What is it about railways? Up in the attic we still have the wooden railway the children played with when they were small, and it gets played with when children come visiting. When my Dad was a kid, the boys in that family had a train set that occupied the entire attic. Thomas the Tank Engine is still a great hit with kids. It's only when you travel on a steam railway that you remember how dirty they were. I like that smell of steam and coal dust, but it leaves a sooty patina behind. Clergymen are very often railway lovers (not my particular clergyman, BTW. He's into aircraft.)
Ivor the Engine! It's a long time since that delightful little Welsh animation was on television. Please bring him back!

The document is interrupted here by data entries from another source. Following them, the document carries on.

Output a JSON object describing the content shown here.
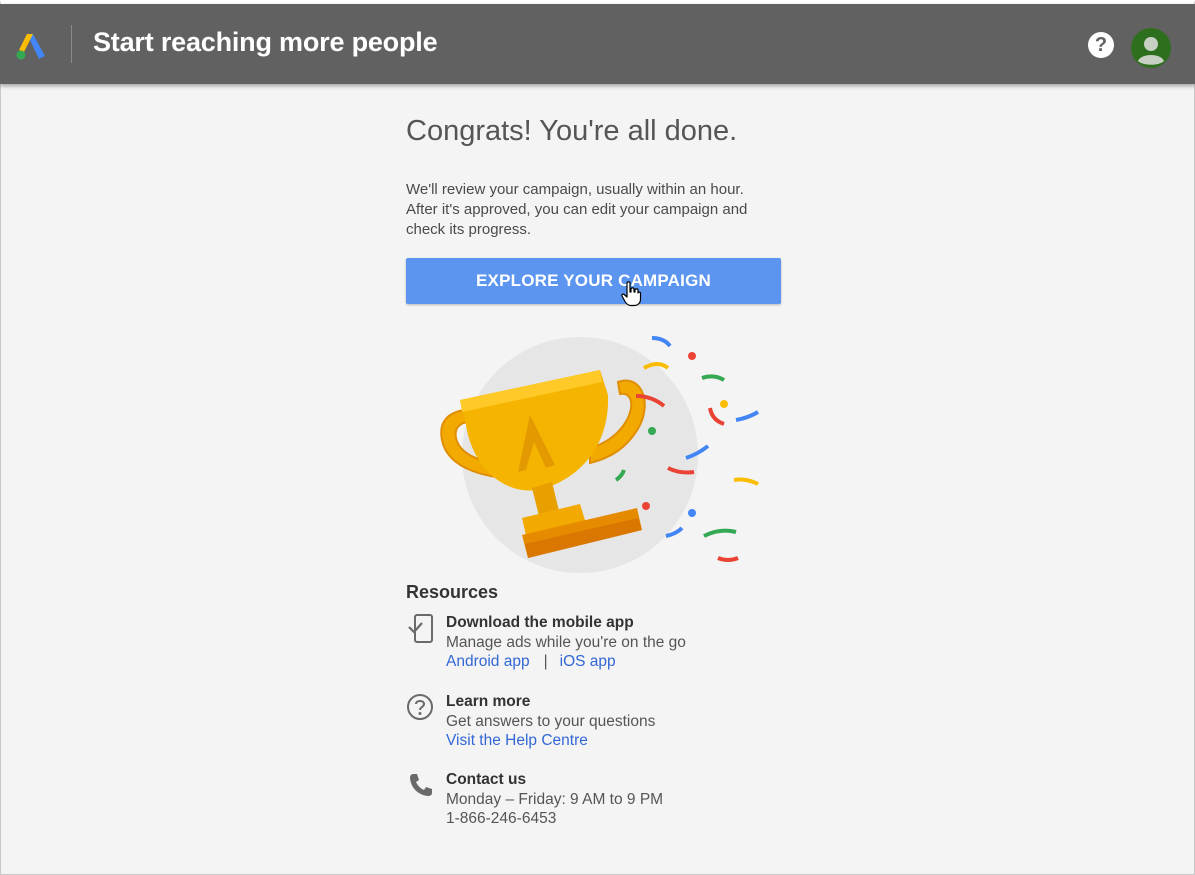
{
  "header": {
    "title": "Start reaching more people",
    "help_symbol": "?"
  },
  "main": {
    "heading": "Congrats! You're all done.",
    "description_lines": [
      "We'll review your campaign, usually within an hour.",
      "After it's approved, you can edit your campaign and",
      "check its progress."
    ],
    "explore_button": "EXPLORE YOUR CAMPAIGN"
  },
  "resources": {
    "title": "Resources",
    "items": [
      {
        "icon": "mobile-check-icon",
        "heading": "Download the mobile app",
        "text": "Manage ads while you're on the go",
        "link_android": "Android app",
        "separator": "|",
        "link_ios": "iOS app"
      },
      {
        "icon": "help-circle-icon",
        "heading": "Learn more",
        "text": "Get answers to your questions",
        "link": "Visit the Help Centre"
      },
      {
        "icon": "phone-icon",
        "heading": "Contact us",
        "text": "Monday – Friday: 9 AM to 9 PM",
        "phone": "1-866-246-6453"
      }
    ]
  },
  "colors": {
    "header_bg": "#616161",
    "page_bg": "#f4f4f4",
    "button_bg": "#5b95f0",
    "link": "#3367d6",
    "trophy_gold": "#f2a900"
  }
}
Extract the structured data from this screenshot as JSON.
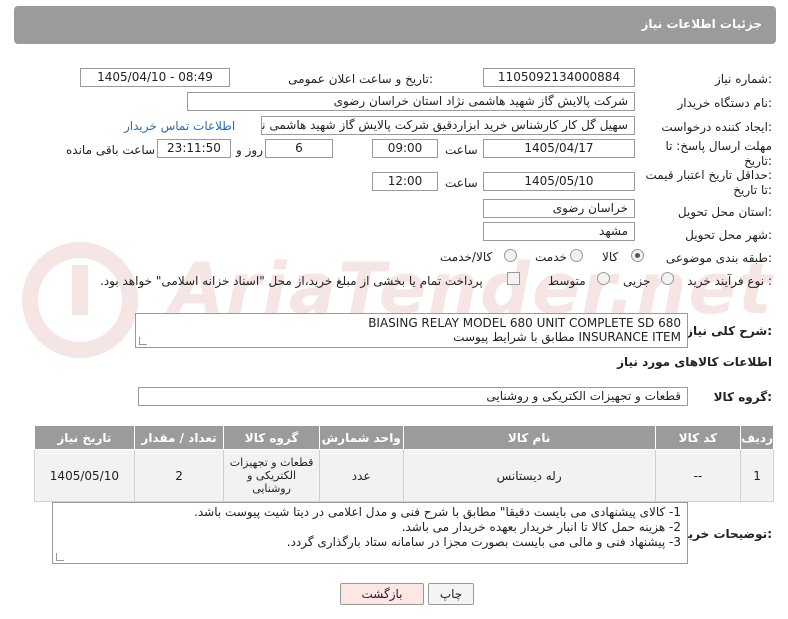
{
  "header": {
    "title": "جزئیات اطلاعات نیاز"
  },
  "fields": {
    "need_number_label": "شماره نیاز:",
    "need_number": "1105092134000884",
    "announce_label": "تاریخ و ساعت اعلان عمومی:",
    "announce_value": "1405/04/10 - 08:49",
    "buyer_org_label": "نام دستگاه خریدار:",
    "buyer_org": "شرکت پالایش گاز شهید هاشمی نژاد   استان خراسان رضوی",
    "creator_label": "ایجاد کننده درخواست:",
    "creator": "سهیل گل کار کارشناس خرید ابزاردقیق شرکت پالایش گاز شهید هاشمی نژاد",
    "contact_link": "اطلاعات تماس خریدار",
    "reply_deadline_label_1": "مهلت ارسال پاسخ: تا",
    "reply_deadline_label_2": "تاریخ:",
    "reply_date": "1405/04/17",
    "time_label": "ساعت",
    "reply_time": "09:00",
    "days_value": "6",
    "days_label": "روز و",
    "remaining_time": "23:11:50",
    "remaining_label": "ساعت باقی مانده",
    "price_validity_label_1": "حداقل تاریخ اعتبار قیمت:",
    "price_validity_label_2": "تا تاریخ:",
    "price_date": "1405/05/10",
    "price_time": "12:00",
    "province_label": "استان محل تحویل:",
    "province": "خراسان رضوی",
    "city_label": "شهر محل تحویل:",
    "city": "مشهد",
    "category_label": "طبقه بندی موضوعی:",
    "category_options": [
      "کالا",
      "خدمت",
      "کالا/خدمت"
    ],
    "category_selected": "کالا",
    "process_label": "نوع فرآیند خرید :",
    "process_options": [
      "جزیی",
      "متوسط"
    ],
    "process_selected": "جزیی",
    "payment_note": "پرداخت تمام یا بخشی از مبلغ خرید،از محل \"اسناد خزانه اسلامی\" خواهد بود.",
    "description_label": "شرح کلی نیاز:",
    "description_line1": "BIASING RELAY MODEL 680 UNIT COMPLETE SD 680",
    "description_line2": "INSURANCE ITEM مطابق با شرایط پیوست",
    "goods_info_title": "اطلاعات کالاهای مورد نیاز",
    "goods_group_label": "گروه کالا:",
    "goods_group": "قطعات و تجهیزات الکتریکی و روشنایی"
  },
  "table": {
    "headers": [
      "ردیف",
      "کد کالا",
      "نام کالا",
      "واحد شمارش",
      "گروه کالا",
      "تعداد / مقدار",
      "تاریخ نیاز"
    ],
    "rows": [
      [
        "1",
        "--",
        "رله دیستانس",
        "عدد",
        "قطعات و تجهیزات الکتریکی و روشنایی",
        "2",
        "1405/05/10"
      ]
    ]
  },
  "buyer_notes": {
    "label": "توضیحات خریدار:",
    "lines": [
      "1-    کالای پیشنهادی می بایست دقیقا\" مطابق با شرح فنی و مدل اعلامی در دیتا شیت پیوست باشد.",
      "2-    هزینه حمل کالا تا انبار خریدار بعهده خریدار می باشد.",
      "3-    پیشنهاد فنی و مالی می بایست بصورت مجزا در سامانه ستاد بارگذاری گردد."
    ]
  },
  "buttons": {
    "print": "چاپ",
    "back": "بازگشت"
  },
  "watermark": {
    "text": "AriaTender.net"
  }
}
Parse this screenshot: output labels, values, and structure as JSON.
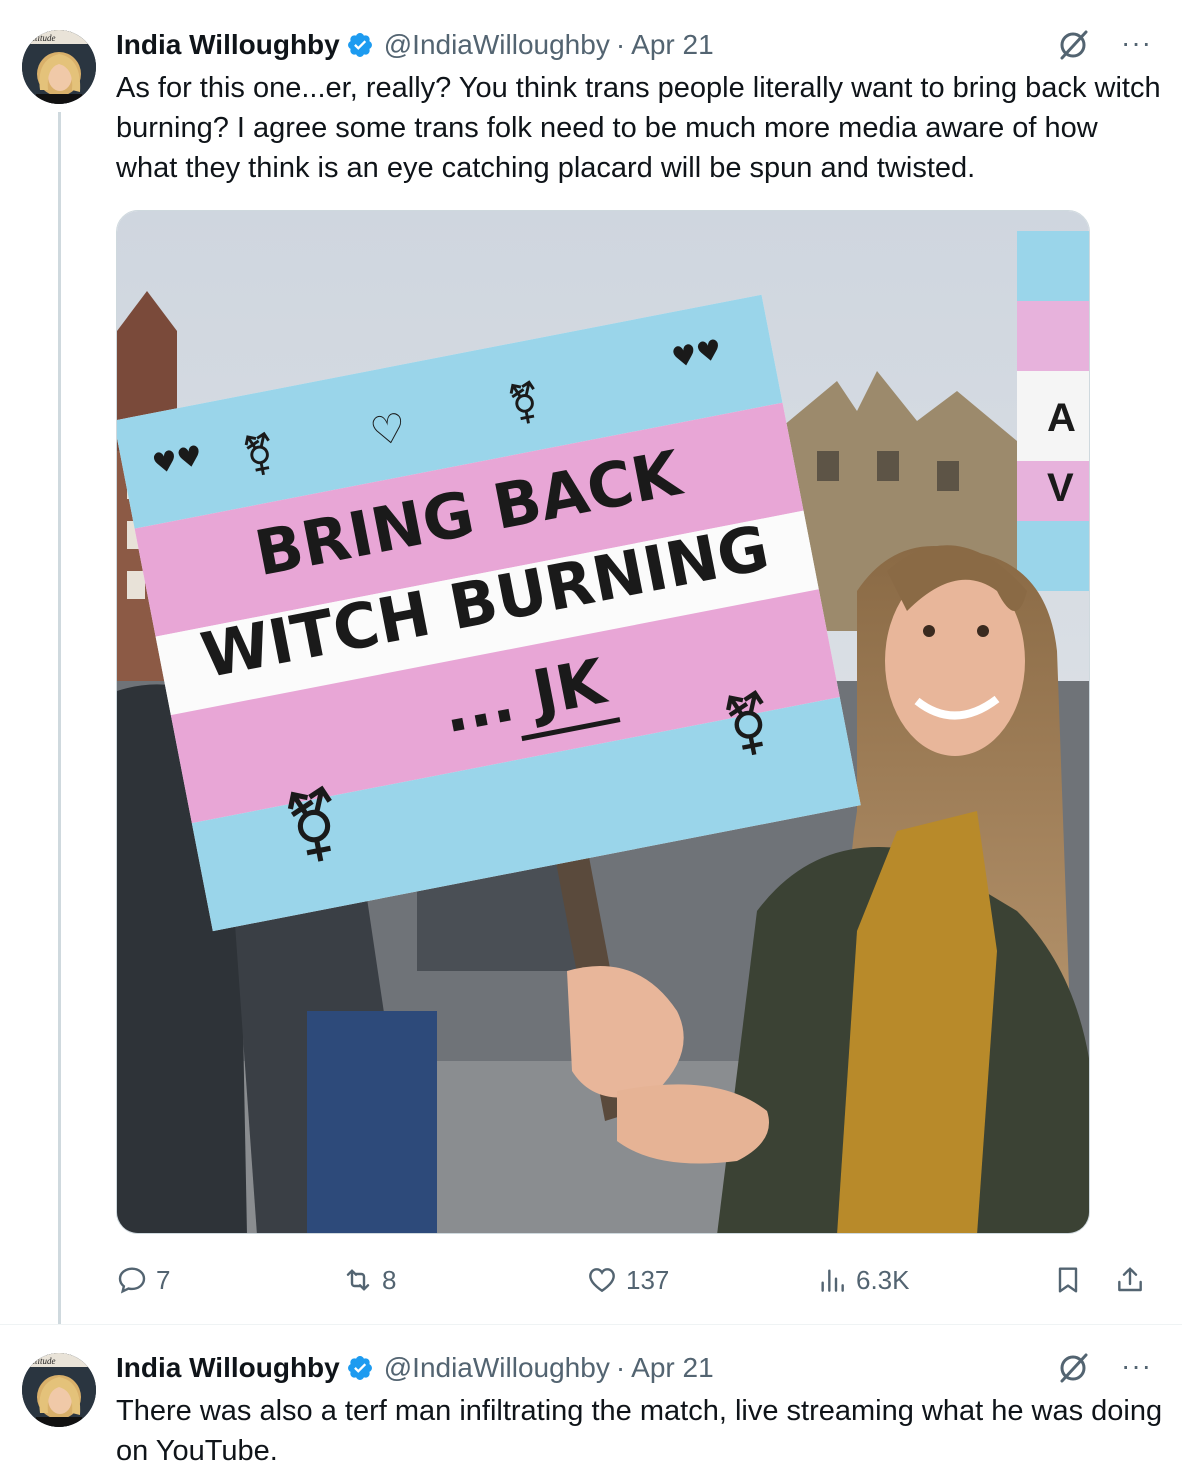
{
  "tweets": [
    {
      "author_name": "India Willoughby",
      "handle": "@IndiaWilloughby",
      "separator": "·",
      "date": "Apr 21",
      "avatar_brand": "attitude",
      "text": "As for this one...er, really? You think trans people literally want to bring back witch burning? I agree some trans folk need to be much more media aware of how what they think is an eye catching placard will be spun and twisted.",
      "image": {
        "sign_line1": "BRING BACK",
        "sign_line2": "WITCH BURNING",
        "sign_line3": "... JK",
        "second_sign_fragment": "A V"
      },
      "actions": {
        "replies": "7",
        "reposts": "8",
        "likes": "137",
        "views": "6.3K"
      },
      "more_label": "···"
    },
    {
      "author_name": "India Willoughby",
      "handle": "@IndiaWilloughby",
      "separator": "·",
      "date": "Apr 21",
      "avatar_brand": "attitude",
      "text": "There was also a terf man infiltrating the match, live streaming what he was doing on YouTube.",
      "more_label": "···"
    }
  ],
  "colors": {
    "verified": "#1d9bf0",
    "secondary_text": "#536471",
    "thread_line": "#cfd9de",
    "trans_blue": "#8fd3ec",
    "trans_pink": "#e8a6d6"
  },
  "icons": [
    "grok-icon",
    "more-icon",
    "reply-icon",
    "repost-icon",
    "like-icon",
    "views-icon",
    "bookmark-icon",
    "share-icon",
    "verified-icon"
  ]
}
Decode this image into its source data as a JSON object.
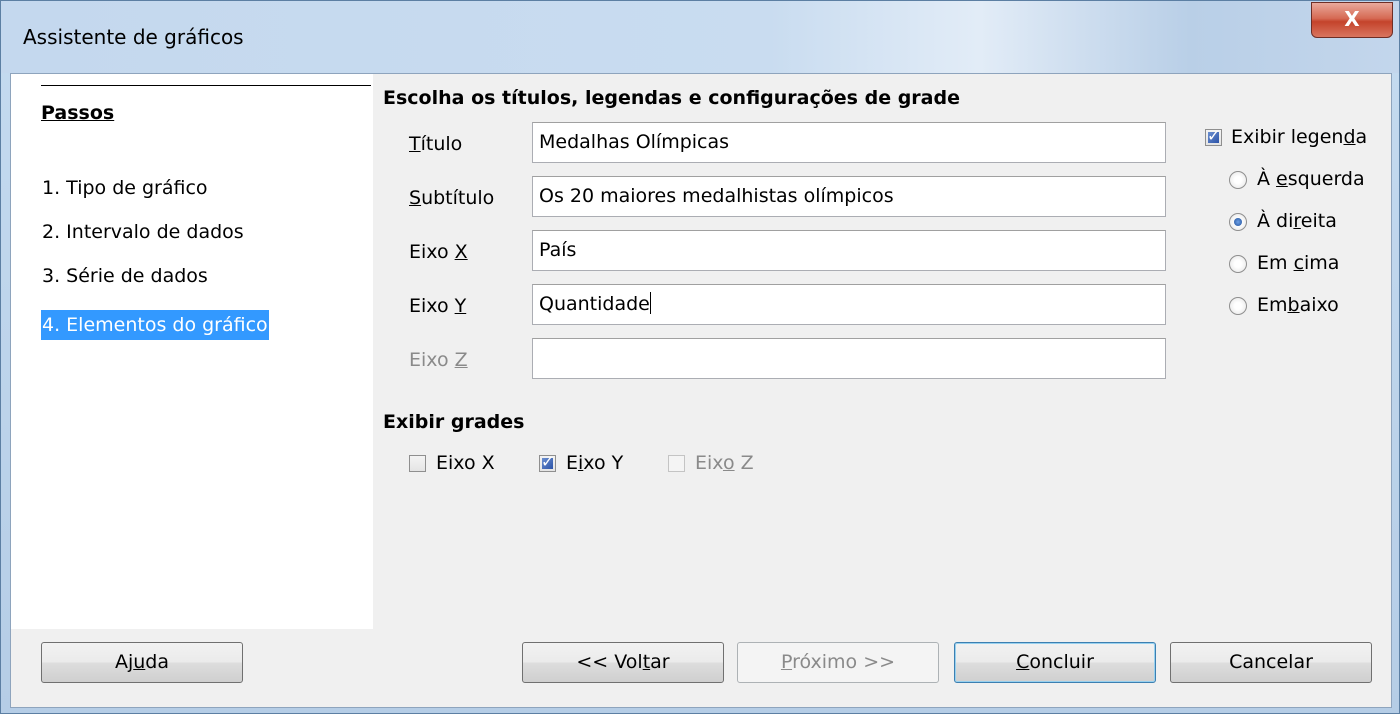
{
  "window": {
    "title": "Assistente de gráficos",
    "close_label": "X"
  },
  "steps": {
    "heading": "Passos",
    "items": [
      {
        "label": "1. Tipo de gráfico",
        "active": false
      },
      {
        "label": "2. Intervalo de dados",
        "active": false
      },
      {
        "label": "3. Série de dados",
        "active": false
      },
      {
        "label": "4. Elementos do gráfico",
        "active": true
      }
    ]
  },
  "titles_section": {
    "heading": "Escolha os títulos, legendas e configurações de grade",
    "fields": {
      "titulo": {
        "label": "Título",
        "value": "Medalhas Olímpicas"
      },
      "subtitulo": {
        "label": "Subtítulo",
        "value": "Os 20 maiores medalhistas olímpicos"
      },
      "eixo_x": {
        "label": "Eixo X",
        "value": "País"
      },
      "eixo_y": {
        "label": "Eixo Y",
        "value": "Quantidade"
      },
      "eixo_z": {
        "label": "Eixo Z",
        "value": ""
      }
    }
  },
  "legend": {
    "show_label": "Exibir legenda",
    "show_checked": true,
    "positions": [
      {
        "label": "À esquerda",
        "selected": false
      },
      {
        "label": "À direita",
        "selected": true
      },
      {
        "label": "Em cima",
        "selected": false
      },
      {
        "label": "Embaixo",
        "selected": false
      }
    ]
  },
  "grids": {
    "heading": "Exibir grades",
    "x": {
      "label": "Eixo X",
      "checked": false
    },
    "y": {
      "label": "Eixo Y",
      "checked": true
    },
    "z": {
      "label": "Eixo Z",
      "checked": false,
      "disabled": true
    }
  },
  "buttons": {
    "help": "Ajuda",
    "back": "<< Voltar",
    "next": "Próximo >>",
    "finish": "Concluir",
    "cancel": "Cancelar"
  }
}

Yorkshire is home to a few distinguished railways. The National Rail Museum is in York, and if you go to Pickering (where we lived for six years) there's a famous little steam railway that chunters across the moors to Whitby and back. Pickering no longer has a REAL train service, it's the bus or nothing, but the tourist railway puffs up and down throughout the summer. It was used as Hogwarts Express in the Harry Potter series.
Today was sunny, it was Tony's day off, and we escaped to a little National Trust place with gardens, a tea room and a pond. To get there we drove past one of the main Yorkshire tourist attractions, the Keighley and Worth Valley Railway. If you're into trains, it's a site of pilgrimage. If you're not, you may have seen it anyway because it was used in the film of The Railway Children. We have friends who simply can't understand how we've lived in the valley for so long and not ridden on the K and W V railway. If it was a dragon, now...
But then, there are other forms of transport I don't get on too well with. Did I ever tell you about the glider? Or the rollercoaster in the Tivoli Gardens?